Samuel Seaberg, a University of Victoria English undergrad, enjoys riding his bike. During the summer of 2025, he began working with LEMDO as a recipient of the Valerie Kuehne Undergraduate Research Award (VKURA). Unfortunately, due to his summer being spent primarily in working to establish an edition of Thomas Heywood’s If You Know Not Me, You Know Nobody, Part 2 and consequently working out how to represent multi-text works in a digital space, his bike has suffered severely of sheltered seclusion from the sun. Note: Samuel now works for LEMDO as the Assistant Project Manager, much to his bike’s chagrin.

Tracey El Hajj

Junior Programmer 2019–2020. Research Associate 2020–2021. Tracey received her PhD from the Department of English at the University of Victoria in the field of Science and Technology Studies. Her research focuses on the algorhythmics of networked communications.

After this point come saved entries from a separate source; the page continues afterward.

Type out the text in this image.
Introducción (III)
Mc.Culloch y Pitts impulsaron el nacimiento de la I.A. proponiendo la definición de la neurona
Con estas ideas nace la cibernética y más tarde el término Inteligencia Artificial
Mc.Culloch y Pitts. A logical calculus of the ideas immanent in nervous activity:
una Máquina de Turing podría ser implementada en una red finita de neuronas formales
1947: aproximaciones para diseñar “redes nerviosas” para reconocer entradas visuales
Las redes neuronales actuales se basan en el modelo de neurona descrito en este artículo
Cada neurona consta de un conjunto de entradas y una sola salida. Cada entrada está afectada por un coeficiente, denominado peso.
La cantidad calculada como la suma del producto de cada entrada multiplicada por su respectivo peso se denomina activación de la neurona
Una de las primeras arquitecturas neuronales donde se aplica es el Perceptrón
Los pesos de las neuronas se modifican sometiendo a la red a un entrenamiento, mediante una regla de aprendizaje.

She was a 2019–2020 President’s Fellow in Research-Enriched Teaching at UVic, where she taught an advanced course on Artificial Intelligence and Everyday Life. Tracey was also a member of the Map of Early Modern London team, between 2018 and 2021. Between 2020 and 2021, she was a fellow in residence at the Praxis Studio for Comparative Media Studies, where she investigated the relationships between artificial intelligence, creativity, health, and justice. As of July 2021, Tracey has moved into the alt-ac world for a term position, while also teaching in the English Department at the University of Victoria.

Orgography

LEMDO Team (LEMD1)

The LEMDO Team is based at the University of Victoria and normally comprises the project director, the lead developer, project manager, junior developers(s), remediators, encoders, and remediating editors.